'Disproportionate' sentence will not deter others, says Ramon Navaratnam
Last updated on 29 September 2015 - 10:07pm
PETALING JAYA: The 12-month jail sentence dished out against former Selangor Mentri Besar Dr Mohamad Khir Toyo (pix) is “disproportionate” and will not deter others from committing corruption, said Asli's Centre for Public Policy Studies chairman Tan Sri Ramon Navaratnam.
He said that with this sentence, some people, including influential leaders and people in power might even be encouraged to participate in corruption because they will get off easily instead of facing the full force of the law.
“The sentence might not be a deterrent for leaders in top positions to indulge in grand corruption, it will only encourage corruption,” he told theSun.
He also urged the judiciary to look into the need for sentences meted out to be proportionate to the crime committed.
“If they are not proportionate, it may lead to an impression of selective justice practiced by the courts,” he said.

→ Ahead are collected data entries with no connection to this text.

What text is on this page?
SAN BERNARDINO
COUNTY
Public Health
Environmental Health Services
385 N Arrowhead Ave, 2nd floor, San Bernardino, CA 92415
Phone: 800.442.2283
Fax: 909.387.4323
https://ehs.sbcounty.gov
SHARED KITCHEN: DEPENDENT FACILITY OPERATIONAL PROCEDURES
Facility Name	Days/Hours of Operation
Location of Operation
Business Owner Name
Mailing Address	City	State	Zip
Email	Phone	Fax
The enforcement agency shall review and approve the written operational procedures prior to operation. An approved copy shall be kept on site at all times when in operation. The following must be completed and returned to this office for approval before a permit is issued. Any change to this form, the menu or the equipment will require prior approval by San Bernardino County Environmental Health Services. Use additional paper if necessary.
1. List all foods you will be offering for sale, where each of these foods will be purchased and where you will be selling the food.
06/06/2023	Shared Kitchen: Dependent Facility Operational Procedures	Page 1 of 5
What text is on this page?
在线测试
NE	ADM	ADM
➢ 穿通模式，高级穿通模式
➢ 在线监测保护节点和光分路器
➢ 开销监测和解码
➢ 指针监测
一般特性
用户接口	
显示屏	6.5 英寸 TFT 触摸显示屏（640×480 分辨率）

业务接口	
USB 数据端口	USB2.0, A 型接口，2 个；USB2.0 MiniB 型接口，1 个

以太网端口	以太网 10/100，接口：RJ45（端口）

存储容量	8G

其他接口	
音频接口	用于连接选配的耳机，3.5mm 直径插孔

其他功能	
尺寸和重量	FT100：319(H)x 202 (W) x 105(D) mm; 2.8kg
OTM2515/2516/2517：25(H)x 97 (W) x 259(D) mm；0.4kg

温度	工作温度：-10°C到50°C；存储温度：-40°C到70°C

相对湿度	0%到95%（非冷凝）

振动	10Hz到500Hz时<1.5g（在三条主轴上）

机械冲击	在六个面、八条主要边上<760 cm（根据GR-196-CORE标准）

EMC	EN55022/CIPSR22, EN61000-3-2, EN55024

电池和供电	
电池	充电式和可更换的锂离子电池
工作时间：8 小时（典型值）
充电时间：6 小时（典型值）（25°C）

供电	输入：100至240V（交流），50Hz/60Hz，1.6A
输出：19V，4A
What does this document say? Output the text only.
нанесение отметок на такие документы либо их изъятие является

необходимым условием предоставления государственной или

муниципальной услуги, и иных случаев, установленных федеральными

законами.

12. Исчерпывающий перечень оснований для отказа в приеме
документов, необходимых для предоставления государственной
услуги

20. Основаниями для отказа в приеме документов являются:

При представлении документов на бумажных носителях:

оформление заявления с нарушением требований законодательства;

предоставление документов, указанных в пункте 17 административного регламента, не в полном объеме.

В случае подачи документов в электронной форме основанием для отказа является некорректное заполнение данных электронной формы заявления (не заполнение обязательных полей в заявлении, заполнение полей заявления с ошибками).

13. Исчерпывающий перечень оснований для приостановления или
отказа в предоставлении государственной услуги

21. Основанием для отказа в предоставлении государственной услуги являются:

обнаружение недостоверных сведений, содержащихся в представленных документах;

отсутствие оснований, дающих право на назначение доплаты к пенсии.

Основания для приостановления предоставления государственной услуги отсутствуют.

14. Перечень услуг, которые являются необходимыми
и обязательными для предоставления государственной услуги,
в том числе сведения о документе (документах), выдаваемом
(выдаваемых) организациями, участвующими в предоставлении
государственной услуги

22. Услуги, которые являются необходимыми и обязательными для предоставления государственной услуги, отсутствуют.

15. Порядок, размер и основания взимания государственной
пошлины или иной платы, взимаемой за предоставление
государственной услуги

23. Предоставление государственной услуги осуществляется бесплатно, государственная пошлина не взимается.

He did however state that it was a step in the right direction that a former mentri besar had been found guilty of corruption and that his plea to do community service in exchange for his jail sentence was not allowed.
“I am glad that he was not allowed to do community service as that would have set an unfortunate precedent and it would encourage others to indulge in corruption thinking that they can get away with it by doing charitable works for the community,” he said.
Meanwhile, former minister in the Prime Minister’s department Datuk Zaid Ibrahim was also critical of the sentence, he said that Khir Toyo should get five years instead of just serving 12 months because of the rampant corruption in the country.
He also added that people have been sent to jail for longer terms having committed less severe crimes.
“Corruption is rampant. Yet we send people to jail for longer terms for stealing foodstuff and consenting sex offences,” he told theSun.
He said that the country has its sense of right and wrong all mixed up and it needs to change.
“We got our sense of right and wrong all jumbled up,” he added.
On Sept 22, a five-member panel of the Federal Court chaired by Chief Judge of Malaya Justice Zulkefli Ahmad Makinudin upheld Dr Khir's corruption conviction but reserved its decision on sentencing.
Dr Khir, 50, had offered to give free dental treatment to the poor for one to two years in lieu of serving jail time.